AMY DIPIERRO: Even though people were documenting their lives, perhaps they could show these videos in a court of law, they had no way to broadcast their work. And that’s where George had the idea that public access cable could be a programming medium in and of itself. How did he go about convincing the powers that be - most importantly, perhaps, the FCC - that they should back his big idea about public access?

DEIRDRE BOYLE: George’s idea was not to have cable be only a programmer of community-made media, [but] that the cable channels themselves should provide the technology, the access to the studios. Then, there was another level of access, which was getting it out to viewers. But this idea that the cable companies that acquired franchises owed something back to the community, whose airwaves - or cables, I should say -  were being acquired. And that became the argument that was used, first in New York state, but also as it sort of traveled around the country, as these experiments began to show the possibility of using cable for something more than just bringing in distant signals of entertainment programming.

AMY DIPIERRO: And how did it travel across the country?

DEIRDRE BOYLE: George was a bit like, and the Alternate Media Center, were a bit like Johnny Appleseed. They sent student interns to these various cable franchises and helped the people establish these community access centers in cable systems. And for a time, when the FCC mandated this - it was only a short time - but there was this extraordinary flourishing of what was needed at the time, time of tremendous social change, and also, this idea that the media should not only deliver to the people, but be the voice of the people themselves.

AMY DIPIERRO: Why was it such [an] important step for people in these communities to get behind a camera or on a television screen?

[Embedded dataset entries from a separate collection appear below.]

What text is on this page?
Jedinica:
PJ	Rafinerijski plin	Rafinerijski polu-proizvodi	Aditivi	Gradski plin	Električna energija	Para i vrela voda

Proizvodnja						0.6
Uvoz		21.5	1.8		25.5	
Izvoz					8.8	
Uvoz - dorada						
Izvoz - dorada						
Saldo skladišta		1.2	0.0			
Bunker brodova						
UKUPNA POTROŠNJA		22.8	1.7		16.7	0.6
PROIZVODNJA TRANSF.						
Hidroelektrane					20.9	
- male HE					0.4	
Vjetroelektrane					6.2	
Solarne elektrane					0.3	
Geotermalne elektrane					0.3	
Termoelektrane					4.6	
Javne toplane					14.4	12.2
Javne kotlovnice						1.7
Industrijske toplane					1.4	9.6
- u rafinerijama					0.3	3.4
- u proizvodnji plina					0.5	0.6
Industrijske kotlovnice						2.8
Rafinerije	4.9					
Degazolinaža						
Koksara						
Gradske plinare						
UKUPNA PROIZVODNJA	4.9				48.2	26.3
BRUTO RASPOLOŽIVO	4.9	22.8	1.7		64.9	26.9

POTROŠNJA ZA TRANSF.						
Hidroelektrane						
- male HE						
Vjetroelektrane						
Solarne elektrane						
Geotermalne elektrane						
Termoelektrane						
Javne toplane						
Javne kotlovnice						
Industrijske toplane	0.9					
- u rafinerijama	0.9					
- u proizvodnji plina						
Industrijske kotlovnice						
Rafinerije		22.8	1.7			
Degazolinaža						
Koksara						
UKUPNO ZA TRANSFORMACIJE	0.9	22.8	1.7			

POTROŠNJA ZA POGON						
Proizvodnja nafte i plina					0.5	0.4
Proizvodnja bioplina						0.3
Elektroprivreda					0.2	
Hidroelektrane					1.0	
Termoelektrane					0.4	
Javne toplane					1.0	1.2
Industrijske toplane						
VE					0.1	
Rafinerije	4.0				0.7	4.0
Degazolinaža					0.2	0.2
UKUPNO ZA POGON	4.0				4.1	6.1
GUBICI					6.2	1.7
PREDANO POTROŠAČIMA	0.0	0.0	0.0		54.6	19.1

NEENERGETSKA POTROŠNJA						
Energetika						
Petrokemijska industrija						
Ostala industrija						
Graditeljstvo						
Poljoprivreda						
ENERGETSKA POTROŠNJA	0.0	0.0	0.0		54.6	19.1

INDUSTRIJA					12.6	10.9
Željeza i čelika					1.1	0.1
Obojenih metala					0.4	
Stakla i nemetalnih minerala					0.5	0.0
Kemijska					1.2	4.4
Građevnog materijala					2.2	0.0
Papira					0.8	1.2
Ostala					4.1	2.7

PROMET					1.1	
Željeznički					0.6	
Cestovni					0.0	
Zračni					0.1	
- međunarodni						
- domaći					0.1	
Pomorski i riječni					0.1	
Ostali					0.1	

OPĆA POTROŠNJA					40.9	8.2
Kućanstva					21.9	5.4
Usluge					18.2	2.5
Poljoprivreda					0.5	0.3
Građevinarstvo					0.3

DEIRDRE BOYLE: I think a lot of people have the misconception that they all wanted to be Desperate Housewives, that this was somehow a kind of narcissistic display fantasy life. I think many of the people who were drawn to working in both facilitating community access video, and also the people who were signing up for classes and making tapes, felt that there were needs that weren’t being met in their community.

AMY DIPIERRO: Do you see public access TV as a possible forerunner to what we see as citizen media, citizen journalists today?

DEIRDRE BOYLE: I think video and public access was the social media of its age, and it really laid a foundation for what we have today. Long before there was YouTube, there was public access. Long before smartphones, there was portable video. And the same impulses were there at that time that we see much more widespread, and much more accessible today. This kind of impulse has been around for a long time and has sought out the available media at that time. And there were people, like George Stoney, who were able to help make it happen in a way that would have a legacy and endurance.

AMY DIPIERRO: Do you think that public access continues to be relevant today - or did the medium never really matter, and it was always just about people getting out their message?

DEIRDRE BOYLE: Broadcasting, the world of television and cable, have changed so dramatically that the significance of it may have been eclipsed by all the attention and the possibilities that new media afford. I still watch television, and I’m very glad that there’s something called public access on it. But I also use my iPhone, and occasionally look at YouTube, and certainly am interested in the latest ways of getting messages of social change out. Public access has become one of many forms now, but it was a very important one in its day.

AMY DIPIERRO: Thank you so much for coming by.

DEIRDRE BOYLE: My pleasure, Amy.

A memorial service for George Stoney will be held August 6 at the Abrons Arts Center in New York.